59 rue Rivoli, en plein centre de Paris. Un attroupement s’agglutine devant la vitrine de cet édifice fraichement ravalé. Trois ans après les travaux de rénovations entrepris par la ville de Paris, propriétaire des lieux depuis 2002, l’extérieur follement décoré du plus célèbre squat parisien est remplacé par une façade haussmannienne quelconque. On peut seulement lire le mot « Aftersquat » en transparence. « Revenez dans six mois, les choses auront changé », rassure Gaspard Delanoë, président du collectif, à ceux qui trouvent le lieu trop convenu lors de son vernissage. Mais ce rendez-vous du 9 septembre 2009 symbolise dix ans de combat. Après trois ans dans des ateliers de Belleville, « les squatteurs sont de retour », rappelle une banderole.
A Paris, des loyers pas chers
Squatteurs ? Le terme est mal choisi. La mairie loue désormais le lieu à un collectif d’artistes moyennant 130 euros par mois. Comme dans plusieurs lieux de créations parisiens. Une nuance sur laquelle certains insistent : « Nous ne sommes pas des squatteurs, notifient les artistes du Frigo, installés dans le 13e arrondissement de Paris. Nous sommes locataires de la ville de Paris. »
« Les temps changent. Il faut savoir évoluer, rappelle un artiste du 59 Rivoli en roulant sa cigarette. De lieu underground, car illégal, nous devenons alternatifs. » Si cette évolution est positive artistiquement, ces lieux sont davantage fermés au public. Il est impensable de venir y siroter un café ou une mousse en dehors des horaires d’expositions. Contrairement à d’autres concepts plus accessibles et plus participatifs. Comme La suite, dans le 13 ème arrondissement, où le syndicat des grooms accueille ateliers et bonnes idées en tout genre.

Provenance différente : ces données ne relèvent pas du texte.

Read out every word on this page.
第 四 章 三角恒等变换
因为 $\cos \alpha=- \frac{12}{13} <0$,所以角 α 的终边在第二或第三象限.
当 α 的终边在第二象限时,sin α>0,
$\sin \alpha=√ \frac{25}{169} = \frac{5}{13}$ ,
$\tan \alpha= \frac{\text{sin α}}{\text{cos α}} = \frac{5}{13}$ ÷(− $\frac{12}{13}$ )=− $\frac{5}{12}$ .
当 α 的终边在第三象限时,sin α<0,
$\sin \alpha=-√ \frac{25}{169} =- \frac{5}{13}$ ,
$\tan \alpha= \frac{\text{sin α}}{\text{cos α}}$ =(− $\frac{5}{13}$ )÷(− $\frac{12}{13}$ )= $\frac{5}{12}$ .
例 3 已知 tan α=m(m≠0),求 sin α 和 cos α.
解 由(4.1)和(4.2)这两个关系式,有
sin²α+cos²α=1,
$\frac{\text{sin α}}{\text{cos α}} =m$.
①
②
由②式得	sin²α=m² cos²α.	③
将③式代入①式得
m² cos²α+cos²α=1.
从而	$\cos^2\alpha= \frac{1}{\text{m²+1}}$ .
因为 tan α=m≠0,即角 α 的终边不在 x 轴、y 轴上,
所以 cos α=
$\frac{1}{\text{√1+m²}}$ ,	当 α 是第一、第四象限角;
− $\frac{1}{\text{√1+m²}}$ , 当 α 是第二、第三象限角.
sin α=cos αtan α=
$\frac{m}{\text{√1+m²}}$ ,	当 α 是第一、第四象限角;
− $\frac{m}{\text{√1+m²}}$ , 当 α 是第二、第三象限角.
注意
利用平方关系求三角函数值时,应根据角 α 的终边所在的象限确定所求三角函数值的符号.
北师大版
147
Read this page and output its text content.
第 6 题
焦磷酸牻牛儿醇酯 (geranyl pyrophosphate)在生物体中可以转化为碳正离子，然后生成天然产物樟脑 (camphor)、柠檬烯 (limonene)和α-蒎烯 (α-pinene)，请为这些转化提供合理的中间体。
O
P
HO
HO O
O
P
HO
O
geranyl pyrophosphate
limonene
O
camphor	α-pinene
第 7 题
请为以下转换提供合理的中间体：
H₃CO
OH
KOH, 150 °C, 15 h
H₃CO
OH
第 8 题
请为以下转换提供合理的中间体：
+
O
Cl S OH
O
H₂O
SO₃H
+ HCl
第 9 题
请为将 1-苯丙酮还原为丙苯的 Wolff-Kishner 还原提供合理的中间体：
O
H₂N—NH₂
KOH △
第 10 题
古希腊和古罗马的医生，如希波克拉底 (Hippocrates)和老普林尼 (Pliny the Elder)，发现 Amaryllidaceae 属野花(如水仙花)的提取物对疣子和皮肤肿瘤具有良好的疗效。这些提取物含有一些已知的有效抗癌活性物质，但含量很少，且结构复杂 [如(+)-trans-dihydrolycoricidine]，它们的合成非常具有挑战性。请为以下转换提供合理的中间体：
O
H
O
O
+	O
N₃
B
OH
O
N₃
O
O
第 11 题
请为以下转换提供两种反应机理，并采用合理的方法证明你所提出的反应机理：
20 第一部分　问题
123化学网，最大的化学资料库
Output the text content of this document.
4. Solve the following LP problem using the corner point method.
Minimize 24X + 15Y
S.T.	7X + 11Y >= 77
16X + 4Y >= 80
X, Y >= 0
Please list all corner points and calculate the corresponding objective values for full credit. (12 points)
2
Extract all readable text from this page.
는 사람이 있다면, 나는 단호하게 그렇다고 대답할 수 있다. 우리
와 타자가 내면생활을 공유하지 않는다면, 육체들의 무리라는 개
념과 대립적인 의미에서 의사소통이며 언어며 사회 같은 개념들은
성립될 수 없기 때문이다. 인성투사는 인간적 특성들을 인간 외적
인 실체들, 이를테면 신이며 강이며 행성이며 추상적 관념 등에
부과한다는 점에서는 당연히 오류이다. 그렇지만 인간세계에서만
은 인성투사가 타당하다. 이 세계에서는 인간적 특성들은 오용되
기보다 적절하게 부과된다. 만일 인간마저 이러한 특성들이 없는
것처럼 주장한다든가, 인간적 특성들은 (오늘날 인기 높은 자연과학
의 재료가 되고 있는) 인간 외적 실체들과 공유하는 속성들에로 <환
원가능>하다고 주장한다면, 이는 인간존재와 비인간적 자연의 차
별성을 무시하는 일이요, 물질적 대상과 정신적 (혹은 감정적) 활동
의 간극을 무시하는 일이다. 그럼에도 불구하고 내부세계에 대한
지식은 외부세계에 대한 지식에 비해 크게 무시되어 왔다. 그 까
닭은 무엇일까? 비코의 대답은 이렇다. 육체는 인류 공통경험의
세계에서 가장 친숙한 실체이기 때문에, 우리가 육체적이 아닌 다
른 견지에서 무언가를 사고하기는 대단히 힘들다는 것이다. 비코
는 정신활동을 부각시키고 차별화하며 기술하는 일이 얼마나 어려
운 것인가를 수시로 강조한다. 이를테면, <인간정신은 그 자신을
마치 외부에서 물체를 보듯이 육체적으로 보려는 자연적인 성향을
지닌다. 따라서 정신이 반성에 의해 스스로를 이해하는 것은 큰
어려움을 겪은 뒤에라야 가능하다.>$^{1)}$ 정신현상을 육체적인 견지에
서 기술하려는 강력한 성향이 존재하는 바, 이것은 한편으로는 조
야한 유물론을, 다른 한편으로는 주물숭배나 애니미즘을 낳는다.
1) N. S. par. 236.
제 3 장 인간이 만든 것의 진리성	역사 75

La bataille des squats continue. « Si nous existons, c'est grâce au squat de la Bourse, aujourd'hui fermé, considère l'artiste, le temps de consumer sa cigarette. Et si La suite existe, c'est grâce en partie à notre combat. » Les squats sont interdépendants. Et quand l’un d’eux est menacé, c’est toute la communauté qui s’active. « Nous allons continuer à squatter, repérer les immeubles vides pour créer des essaims d’art partout, promet Gaspard Delanoë. La réouverture du 59 Rivoli est un espoir pour les artistes ».
Berlin – délabrés mais ordonnés
En vingt ans, Berlin qui dérangeait… se range progressivement. Dans les années 80, les autorités allemandes ont bien d’autres problèmes à régler que celui des squatters et les jeunes Berlinois en profitent pour étendre cette pratique. Berlin est le terrain propice à l’ouverture d’environ 160 squats. Désormais, la mairie rachète et loue à bas prix. Comme à Amsterdam. Dans les sous-sols ou les cours, les communautés continuent de se réunir autour de lieux à forte dimension identitaire. Comme les punks au Köpi avec bar, salle de concert et de cinéma.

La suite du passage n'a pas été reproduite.